Vogliamo parlare di come sono stati trattati i fornitori? Ancora poco prima di portare i libri in tribunale c’era chi spergiurava che la situazione era sotto controllo, che i bilanci erano più che positivi, che le banche erano lì tutte pronte a finanziare i nuovi progetti.
Risultato: concordato in bianco, l’anticamera del fallimento. Un procedimento che tutela, forse, i dipendenti. Ma chi rimane col cerino acceso in mano sono i fornitori. Costretti, sempre forse, a portare a casa una percentuale minima di quanto loro dovuto. Cornuti e mazziati. E chi tutela i loro dipendenti?
Un altro dato emerge dall’analisi delle situazioni di cui sopra: il problema del ricambio generazionale. Il 28 dicembre 2018 Mario e Sonia Dukcevich, della famiglia proprietaria del Gruppo Kipre, inviano una lettera al Sole 24 Ore. Anticipano la crisi e incolpano alcune banche di non aver sostenuto il loro piano di sviluppo. E aggiungono: “Io e mia moglie, compagna di una vita, abbiamo deciso di non dare esecuzione a nessun progetto e abbiamo consigliato ai nostri figli, Paola e Vladimir, di andarsene all’estero”.
Bene, bravi Mario e Sonia, un ottimo consiglio! Ma cari Mario e Sonia, fatevi un bell’esame di coscienza. Era giusto dare la responsabilità del gruppo ai due figli? Ne erano in grado?
Fare i genitori e gli amministratori di un’azienda è difficile. Ma bisogna saper distinguere i ruoli. Da una parte il padre e la madre, dall’altra l’imprenditore. Chi li ha confusi ha fatto del male a sé, ai suoi figli e all’azienda.
Parliamoci chiaro: nessuno vieta che il proprio figlio o figlia possa entrare in azienda per proseguire il lavoro svolto dal padre. Ma quest’ultimo dev’essere talmente intelligente da comprendere che, se il ragazzo o la ragazza non sono adatti a quel compito, occorre fare un passo indietro. E qui la madre gioca un ruolo fondamentale. Saper riconoscere il limite del proprio figlio diventa un’operazione dolorosissima. Ma doverosa. Altro che consigliare ai ragazzi di andare all’estero dopo aver fatto danni in Italia.
Da ultimo permettetemi di citare sant’Ambrogio, vescovo di Milano. Una predica – scritta nel 380, che tutti i genitori dovrebbero imparare a memoria – così recita: “Il bene dei vostri figli sarà quello che sceglieranno: non sognate per loro i vostri desideri. Basterà che sappiano amare il bene, guardarsi dal male e che abbiano in orrore la menzogna.

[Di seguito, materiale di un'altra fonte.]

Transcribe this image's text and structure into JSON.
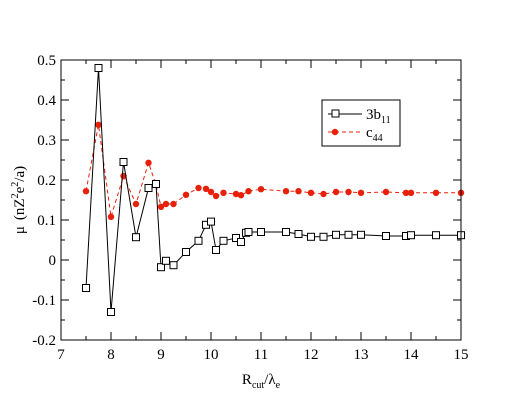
{
  "chart_data": {
    "type": "line",
    "xlabel": {
      "main": "R",
      "sub1": "cut",
      "slash": "/λ",
      "sub2": "e"
    },
    "ylabel": {
      "mu": "μ",
      "open": "(nZ",
      "sup1": "2",
      "e": "e",
      "sup2": "2",
      "close": "/a)"
    },
    "xlim": [
      7,
      15
    ],
    "ylim": [
      -0.2,
      0.5
    ],
    "xticks": [
      7,
      8,
      9,
      10,
      11,
      12,
      13,
      14,
      15
    ],
    "yticks": [
      -0.2,
      -0.1,
      0,
      0.1,
      0.2,
      0.3,
      0.4,
      0.5
    ],
    "xtick_labels": [
      "7",
      "8",
      "9",
      "10",
      "11",
      "12",
      "13",
      "14",
      "15"
    ],
    "ytick_labels": [
      "-0.2",
      "-0.1",
      "0",
      "0.1",
      "0.2",
      "0.3",
      "0.4",
      "0.5"
    ],
    "grid": false,
    "legend_position": "top-right",
    "series": [
      {
        "name_main": "3b",
        "name_sub": "11",
        "color": "#000000",
        "marker": "open-square",
        "line_style": "solid",
        "x": [
          7.5,
          7.75,
          8.0,
          8.25,
          8.5,
          8.75,
          8.9,
          9.0,
          9.1,
          9.25,
          9.5,
          9.75,
          9.9,
          10.0,
          10.1,
          10.25,
          10.5,
          10.6,
          10.7,
          10.75,
          11.0,
          11.5,
          11.75,
          12.0,
          12.25,
          12.5,
          12.75,
          13.0,
          13.5,
          13.9,
          14.0,
          14.5,
          15.0
        ],
        "y": [
          -0.07,
          0.48,
          -0.13,
          0.245,
          0.057,
          0.18,
          0.19,
          -0.018,
          -0.002,
          -0.013,
          0.02,
          0.048,
          0.088,
          0.096,
          0.025,
          0.048,
          0.055,
          0.045,
          0.068,
          0.07,
          0.07,
          0.07,
          0.065,
          0.058,
          0.058,
          0.063,
          0.063,
          0.063,
          0.06,
          0.06,
          0.062,
          0.062,
          0.062
        ]
      },
      {
        "name_main": "c",
        "name_sub": "44",
        "color": "#e8200a",
        "marker": "filled-circle",
        "line_style": "dashed",
        "x": [
          7.5,
          7.75,
          8.0,
          8.25,
          8.5,
          8.75,
          8.9,
          9.0,
          9.1,
          9.25,
          9.5,
          9.75,
          9.9,
          10.0,
          10.1,
          10.25,
          10.5,
          10.6,
          10.75,
          11.0,
          11.5,
          11.75,
          12.0,
          12.25,
          12.5,
          12.75,
          13.0,
          13.5,
          13.9,
          14.0,
          14.5,
          15.0
        ],
        "y": [
          0.172,
          0.338,
          0.108,
          0.21,
          0.14,
          0.243,
          0.188,
          0.133,
          0.14,
          0.14,
          0.163,
          0.18,
          0.178,
          0.17,
          0.16,
          0.168,
          0.165,
          0.162,
          0.172,
          0.177,
          0.172,
          0.172,
          0.168,
          0.165,
          0.17,
          0.17,
          0.168,
          0.17,
          0.168,
          0.168,
          0.168,
          0.168
        ]
      }
    ]
  }
}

Non pretendete dunque di disegnare il loro futuro. Siate fieri che vadano incontro al domani con slancio anche quando sembrerà che si dimentichino di voi. Più dei vostri consigli li aiuterà la stima che hanno di voi e la stima che voi avete di loro. Più di mille raccomandazioni soffocanti saranno aiutati dai gesti che vedranno in casa (o al lavoro): gli affetti semplici, la stima vicendevole, il senso della misura, il dominio delle passioni, il gusto per le cose belle e l’arte, la forza anche di sorridere”.